The challenge of displaying performance metrics as FPS

Why does my analysis show values that I’ve never seen while running the game?

As we explained in the previous blog post, the performance metrics get calculated using the raw frametime data converted to FPS.

This conversion into FPS has the side effect, that the values you get for the lower percentiles and min FPS may seem way too low compared to what you may have seen in an ingame FPS overlay. This is most noticable when using FPS limiters to cap your framerate at a fixed value, e.g. 120 FPS. While seeing a constant 120 FPS in your ingame overlay, analyzing the scene could give you a P1 of 110 FPS.

That's because all values are still calculated from the raw frametime values while the FPS you saw in your game are averaged values over a certain period of time. These 120 FPS, which would be a steady 8,33ms in frametimes, are never that steady. The frametimes usually vary around the target point, evenly going a bit higher and a bit lower, which makes the converted FPS values also vary between 110 and 130 FPS but in such a quick way that you'll always get 120 FPS on average every time your overlay refreshes.

In extreme cases with a relatively short benchmark, you could also get two or three frametime "spikes" up to 12ms that fall into the P0.1 range and while the overlay would percieve these spikes as an FPS drop from 120 to 119, the P0.1 metric could show you something like 83 FPS.

 

Here is an example made with the new filter option of CX (available in the next release version)

This filter does exactly what ingame overlays do, giving you an FPS value based on the average frametimes over the last polling period, making it easier to see the actual FPS trend, especially when comparing multiple records. The standard setting for this period is 500ms just like our standard overlay refresh period.

The lowest FPS value in this curve is 131, the highest is 149 and that is exactly what you would have seen constantly looking at the overlay while running the scene.

However we got a P99 of 158.8, a P1 of 122.6 and a 1% low of just 105.8 FPS.

 

Why that is the case gets visible if we also show the raw FPS values behind the filtered FPS, showing every single frametime value converted to FPS.

 

The amount variance is different for every game, even when using FPS limiters. Here is a quick example of two different games capped at 60fps using the RTSS limiter. The first one is Red Alert in the OpenRA version, the second one is again Witcher 3.

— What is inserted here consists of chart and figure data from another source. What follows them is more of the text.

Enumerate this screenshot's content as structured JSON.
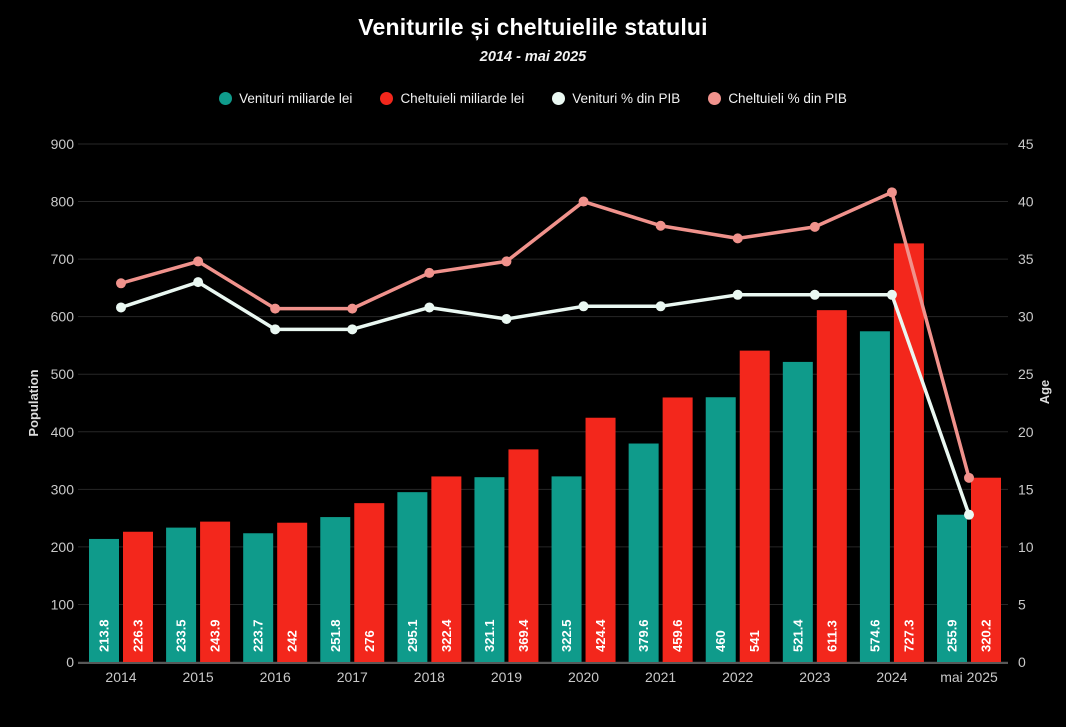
{
  "header": {
    "title": "Veniturile și cheltuielile statului",
    "subtitle": "2014 - mai 2025"
  },
  "chart_data": {
    "type": "combo-bar-line",
    "title": "Veniturile și cheltuielile statului",
    "subtitle": "2014 - mai 2025",
    "categories": [
      "2014",
      "2015",
      "2016",
      "2017",
      "2018",
      "2019",
      "2020",
      "2021",
      "2022",
      "2023",
      "2024",
      "mai 2025"
    ],
    "series": [
      {
        "name": "Venituri miliarde lei",
        "type": "bar",
        "axis": "left",
        "color": "#0f9b8b",
        "values": [
          213.8,
          233.5,
          223.7,
          251.8,
          295.1,
          321.1,
          322.5,
          379.6,
          460,
          521.4,
          574.6,
          255.9
        ],
        "labels": [
          "213.8",
          "233.5",
          "223.7",
          "251.8",
          "295.1",
          "321.1",
          "322.5",
          "379.6",
          "460",
          "521.4",
          "574.6",
          "255.9"
        ]
      },
      {
        "name": "Cheltuieli miliarde lei",
        "type": "bar",
        "axis": "left",
        "color": "#f3271c",
        "values": [
          226.3,
          243.9,
          242,
          276,
          322.4,
          369.4,
          424.4,
          459.6,
          541,
          611.3,
          727.3,
          320.2
        ],
        "labels": [
          "226.3",
          "243.9",
          "242",
          "276",
          "322.4",
          "369.4",
          "424.4",
          "459.6",
          "541",
          "611.3",
          "727.3",
          "320.2"
        ]
      },
      {
        "name": "Venituri % din PIB",
        "type": "line",
        "axis": "right",
        "color": "#eaf8f2",
        "values": [
          30.8,
          33.0,
          28.9,
          28.9,
          30.8,
          29.8,
          30.9,
          30.9,
          31.9,
          31.9,
          31.9,
          12.8
        ]
      },
      {
        "name": "Cheltuieli % din PIB",
        "type": "line",
        "axis": "right",
        "color": "#f0928c",
        "values": [
          32.9,
          34.8,
          30.7,
          30.7,
          33.8,
          34.8,
          40.0,
          37.9,
          36.8,
          37.8,
          40.8,
          16.0
        ]
      }
    ],
    "left_axis": {
      "label": "Population",
      "min": 0,
      "max": 900,
      "step": 100
    },
    "right_axis": {
      "label": "Age",
      "min": 0,
      "max": 45,
      "step": 5
    },
    "grid": true,
    "legend_position": "top",
    "bar_value_labels": true,
    "colors": {
      "background": "#000000",
      "gridline": "#272727",
      "axis_line": "#585858",
      "tick_text": "#c9c9c9"
    }
  }
}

Even with the same game, the absolute variance gets bigger the higher your fps limit is set. That's because the variance of frametimes around the target framerate stays mostly the same but a target of 8ms with a variance between 7-9ms results in a bigger fps range than a target of 16ms with a variance between 15-17ms. (142.9-111.1 vs. 66.6-58.8 FPS)

 

Are these FPS values even realistic?

One could argue that these values are misleading because as the name “FPS” implies, it’s a value calculated over one second so a 1% percentile FPS value should also be a value that is the average result over one second instead of the converted frametime value of a single frame.

On the other hand, percentiles and x% low values are mainly used to spot frametime spikes so they have to be that precise.

Still, because they are calculated from the raw frametimes, it would be better to show them as frametimes instead of converting them, which would also turn a 1% low into a 1% high and a P1 into a P99.

The reason they are shown as converted fps values is mostly just to better blend in with the average fps bars. If they were shown as frametime values, you’d have an average fps bar for which a high value is good and a P99 frametime bar below it for which a high value is bad. Also pepole are just more used to FPS then they are to frametimes.

 

So while it isn’t the best way to show these performance metrics, it’s clearly the most understandable way and thus used by almost all reviewers and FPS benchmark tools.